Pubblicato in: Argomenti vari


  • Partecipante
    Lorena del #44826

    Salve,
    sono diversi anni che lavoro in un’azienda con contratto indeterminato che da qualche anno purtroppo sta avendo gravi problemi di liquidità.
    Scaduta la cassa integrazione ordinaria l’azienda continua a non avere commesse e non è propensa a chiedere fallimento, a noi dipendenti non ci ha licenziati e tanto meno ci garantisce lo stipendio per mancanza di liquidità, e quindi non lo percepiamo da più di 6 mesi.
    Partendo dal presupposto che l’azienda è arrivata ad avere svariati creditori, ho pensato di non procedere con le dimissioni per giusta causa per evitare di intraprendere il lungo calvario della causa legale che mi porterà via tempo e denaro (che tra l’altro non ho!) e sto temporeggiando con il consumare le diverse ferie accumulate e altro affinché nel frattempo qualche altro creditore faccia un’istanza di fallimento all’azienda.
    Così facendo però siamo arrivati a quasi 7 mensilità non pagate e finora non ho richiesto alcuna una messa in mora o diffida al datore di lavoro e sembra che ad oggi nessun altro creditore abbia fatto ancora istanza di fallimento all’azienda.
    Essendo arrivati a quasi 7 mensilità non pagate, che nel tempo sicuramente andranno sempre più ad aumentare ma ho intenzione di prendere l’aspettativa x frenare quanto meno il numero delle mensilità e aspettare l’evolversi della situazione aziendale, e non avendo richiesto finora alcuna messa in mora, volevo sapere se tutto questo nel momento in cui mi dovessi dimettere per giusta causa (ovvero dopo l’aspettativa) rischierà di non farmi accedere al Fondo di Garanzia Inps per il pagamento del TFR e delle ultime 3 mensilità poiché il mancato pagamento dello stipendio ha riguardato troppi mesi e io nel frattempo non ho mai eseguito alcuna procedura esecutiva nei confronti del mio datore di lavoro.
    Tendo a precisare che non ho nessuna intenzione di dimettermi se non solo dopo che qualche altro creditore abbia proceduto ad un’istanza di fallimento all’azienda e vorrei sapere qual è la soluzione migliore per tutelarmi in questo frangente di tempo.
    Grazie.
    Cordiali saluti


    Amministratore del forum
    Antonio Maroscia del #48692

    Ciao Lorena, mi spiace per la tua situazione, che purtroppo è ormai simile a quella di centinaia di altri lavoratori in tutta Italia. Io sinceramente capisco il tuo ragionamento, ma non posso condividerlo del tutto.

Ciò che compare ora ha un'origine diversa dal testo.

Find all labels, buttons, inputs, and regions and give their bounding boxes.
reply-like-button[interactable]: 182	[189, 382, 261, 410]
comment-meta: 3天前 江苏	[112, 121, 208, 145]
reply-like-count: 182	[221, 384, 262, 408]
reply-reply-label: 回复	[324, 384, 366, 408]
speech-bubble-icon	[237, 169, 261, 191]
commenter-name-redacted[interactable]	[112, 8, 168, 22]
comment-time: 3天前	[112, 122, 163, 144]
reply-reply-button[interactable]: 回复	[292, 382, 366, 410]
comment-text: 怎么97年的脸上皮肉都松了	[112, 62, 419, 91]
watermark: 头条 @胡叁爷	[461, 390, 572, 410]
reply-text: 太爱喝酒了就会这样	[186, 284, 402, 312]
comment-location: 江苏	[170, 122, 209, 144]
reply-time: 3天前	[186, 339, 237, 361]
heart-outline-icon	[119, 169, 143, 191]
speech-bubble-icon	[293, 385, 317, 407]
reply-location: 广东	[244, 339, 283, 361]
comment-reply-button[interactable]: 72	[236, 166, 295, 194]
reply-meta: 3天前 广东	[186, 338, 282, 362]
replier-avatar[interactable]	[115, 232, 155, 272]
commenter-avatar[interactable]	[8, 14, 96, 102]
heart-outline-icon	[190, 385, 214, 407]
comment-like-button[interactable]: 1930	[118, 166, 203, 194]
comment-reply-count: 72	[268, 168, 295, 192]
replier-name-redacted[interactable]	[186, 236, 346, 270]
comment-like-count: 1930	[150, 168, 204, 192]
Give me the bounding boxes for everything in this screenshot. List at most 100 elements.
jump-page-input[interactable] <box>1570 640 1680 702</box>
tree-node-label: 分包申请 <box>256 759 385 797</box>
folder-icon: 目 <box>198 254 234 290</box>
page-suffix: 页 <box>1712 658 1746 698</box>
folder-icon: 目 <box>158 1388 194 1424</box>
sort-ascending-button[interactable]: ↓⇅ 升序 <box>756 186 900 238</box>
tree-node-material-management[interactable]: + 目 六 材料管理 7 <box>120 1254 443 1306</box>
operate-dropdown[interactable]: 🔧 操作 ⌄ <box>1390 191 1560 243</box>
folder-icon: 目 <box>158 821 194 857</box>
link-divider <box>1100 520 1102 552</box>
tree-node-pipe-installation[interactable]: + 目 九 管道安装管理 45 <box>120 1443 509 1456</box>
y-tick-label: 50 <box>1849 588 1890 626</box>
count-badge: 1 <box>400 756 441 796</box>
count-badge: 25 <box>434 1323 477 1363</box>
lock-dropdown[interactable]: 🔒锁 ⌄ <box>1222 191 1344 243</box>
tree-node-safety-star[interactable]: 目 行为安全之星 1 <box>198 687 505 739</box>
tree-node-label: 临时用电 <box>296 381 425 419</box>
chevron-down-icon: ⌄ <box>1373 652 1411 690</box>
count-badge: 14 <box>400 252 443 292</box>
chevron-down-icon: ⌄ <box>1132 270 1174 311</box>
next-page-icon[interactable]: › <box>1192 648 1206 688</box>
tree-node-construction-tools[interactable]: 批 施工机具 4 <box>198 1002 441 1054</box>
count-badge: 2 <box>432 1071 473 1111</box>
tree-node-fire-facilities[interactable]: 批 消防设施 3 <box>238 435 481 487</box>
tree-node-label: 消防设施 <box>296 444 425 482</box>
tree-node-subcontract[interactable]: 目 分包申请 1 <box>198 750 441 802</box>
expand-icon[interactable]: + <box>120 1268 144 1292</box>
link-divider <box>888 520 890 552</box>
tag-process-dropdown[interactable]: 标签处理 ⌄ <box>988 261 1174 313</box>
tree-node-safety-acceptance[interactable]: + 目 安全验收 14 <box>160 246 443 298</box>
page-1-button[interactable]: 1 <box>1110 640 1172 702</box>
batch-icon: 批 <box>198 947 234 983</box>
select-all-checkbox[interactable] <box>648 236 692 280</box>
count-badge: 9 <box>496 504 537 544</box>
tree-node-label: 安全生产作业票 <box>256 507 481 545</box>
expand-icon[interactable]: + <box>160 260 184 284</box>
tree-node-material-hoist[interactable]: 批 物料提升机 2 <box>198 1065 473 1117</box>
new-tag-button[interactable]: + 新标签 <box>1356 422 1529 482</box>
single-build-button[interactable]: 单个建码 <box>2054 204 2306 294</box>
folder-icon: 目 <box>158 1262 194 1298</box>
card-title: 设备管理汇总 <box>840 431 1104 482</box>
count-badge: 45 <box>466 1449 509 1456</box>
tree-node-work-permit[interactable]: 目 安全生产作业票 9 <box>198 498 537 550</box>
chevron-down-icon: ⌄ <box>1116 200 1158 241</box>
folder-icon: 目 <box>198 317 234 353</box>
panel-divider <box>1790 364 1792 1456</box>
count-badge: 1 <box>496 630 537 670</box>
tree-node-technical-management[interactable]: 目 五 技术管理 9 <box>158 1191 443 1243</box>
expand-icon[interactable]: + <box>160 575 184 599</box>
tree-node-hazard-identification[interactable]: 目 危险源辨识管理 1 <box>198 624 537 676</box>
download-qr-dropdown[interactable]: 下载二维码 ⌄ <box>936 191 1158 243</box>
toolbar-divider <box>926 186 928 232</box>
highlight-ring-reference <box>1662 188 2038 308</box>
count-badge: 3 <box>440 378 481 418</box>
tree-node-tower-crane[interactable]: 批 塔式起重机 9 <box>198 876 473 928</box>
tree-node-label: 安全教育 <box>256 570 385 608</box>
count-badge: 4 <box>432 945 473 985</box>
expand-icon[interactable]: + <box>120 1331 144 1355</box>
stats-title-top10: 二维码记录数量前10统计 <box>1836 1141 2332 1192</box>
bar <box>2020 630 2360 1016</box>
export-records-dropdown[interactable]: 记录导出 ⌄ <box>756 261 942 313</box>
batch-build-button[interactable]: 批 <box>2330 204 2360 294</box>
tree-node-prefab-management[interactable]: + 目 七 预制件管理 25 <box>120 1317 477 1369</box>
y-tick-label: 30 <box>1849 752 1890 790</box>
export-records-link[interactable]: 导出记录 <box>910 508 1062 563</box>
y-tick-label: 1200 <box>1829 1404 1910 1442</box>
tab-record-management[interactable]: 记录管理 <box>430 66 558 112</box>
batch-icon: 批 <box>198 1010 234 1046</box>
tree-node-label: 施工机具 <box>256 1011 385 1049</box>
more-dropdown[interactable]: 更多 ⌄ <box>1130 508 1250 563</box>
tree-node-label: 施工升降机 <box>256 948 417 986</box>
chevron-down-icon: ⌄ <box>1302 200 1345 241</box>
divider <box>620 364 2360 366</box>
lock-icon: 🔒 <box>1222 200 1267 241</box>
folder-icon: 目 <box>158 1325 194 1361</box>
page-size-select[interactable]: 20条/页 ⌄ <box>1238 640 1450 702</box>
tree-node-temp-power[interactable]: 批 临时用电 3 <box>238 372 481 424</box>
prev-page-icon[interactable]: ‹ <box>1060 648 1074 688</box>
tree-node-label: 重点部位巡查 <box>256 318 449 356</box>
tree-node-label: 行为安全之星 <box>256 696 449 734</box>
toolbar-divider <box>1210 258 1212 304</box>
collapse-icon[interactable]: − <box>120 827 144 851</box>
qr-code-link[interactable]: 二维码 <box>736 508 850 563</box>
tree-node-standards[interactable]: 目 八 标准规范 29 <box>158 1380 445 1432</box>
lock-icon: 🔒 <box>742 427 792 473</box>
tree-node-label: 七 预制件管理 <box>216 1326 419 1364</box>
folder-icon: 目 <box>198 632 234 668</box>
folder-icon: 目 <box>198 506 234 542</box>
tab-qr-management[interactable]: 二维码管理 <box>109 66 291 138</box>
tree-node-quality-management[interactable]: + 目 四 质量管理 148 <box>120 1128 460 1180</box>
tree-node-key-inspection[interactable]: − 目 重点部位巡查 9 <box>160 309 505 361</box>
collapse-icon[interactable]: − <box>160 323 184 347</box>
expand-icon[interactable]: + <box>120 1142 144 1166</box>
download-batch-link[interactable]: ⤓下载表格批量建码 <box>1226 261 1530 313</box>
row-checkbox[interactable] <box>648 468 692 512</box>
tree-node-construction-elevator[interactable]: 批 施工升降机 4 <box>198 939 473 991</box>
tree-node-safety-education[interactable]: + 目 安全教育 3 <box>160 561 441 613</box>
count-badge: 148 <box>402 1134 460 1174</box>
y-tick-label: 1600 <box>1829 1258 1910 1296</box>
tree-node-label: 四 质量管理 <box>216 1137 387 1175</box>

    Il fatto di procastinare all’infinito una situazione già di per se grave, non fa altro che aggravarla. Allora tu devi vedere il tutto da un’altro punto di vista, secondo te l’azienda potrà riprendersi da questa situazione? Se per te ci sono dei concreti spiragli allora fai bene ad aspettare, anche se è molto difficile stare senza retribuzione. Se invece noti che si tratta solo di una lunga agonia senza fine allora prendi in mano la situazione il prima possibile.

    La causa nei confronti dell’azienda non costa nulla se ti fai seguire da un sindacato, non dovrai anticipare neanche un euro. Nel frattempo con le dimissioni per giusta causa puoi fare domanda di ASpI e prendere una boccata di ossigeno per almeno 8 mesi. Nel frattempo tieni presente che i crediti da lavoro dipendente sono crediti privilegiati, quindi in caso di temporanea liquidità la prima ad essere pagata sarai tu ed eventuali altri dipendenti.

    Certo non si tratta di tutte rose e fiori e non è una decisione da prendere alla leggera, ma valuta attentamente questa possibilità, anche perchè più gli stipendi si accumulano e più è difficile recuperarli.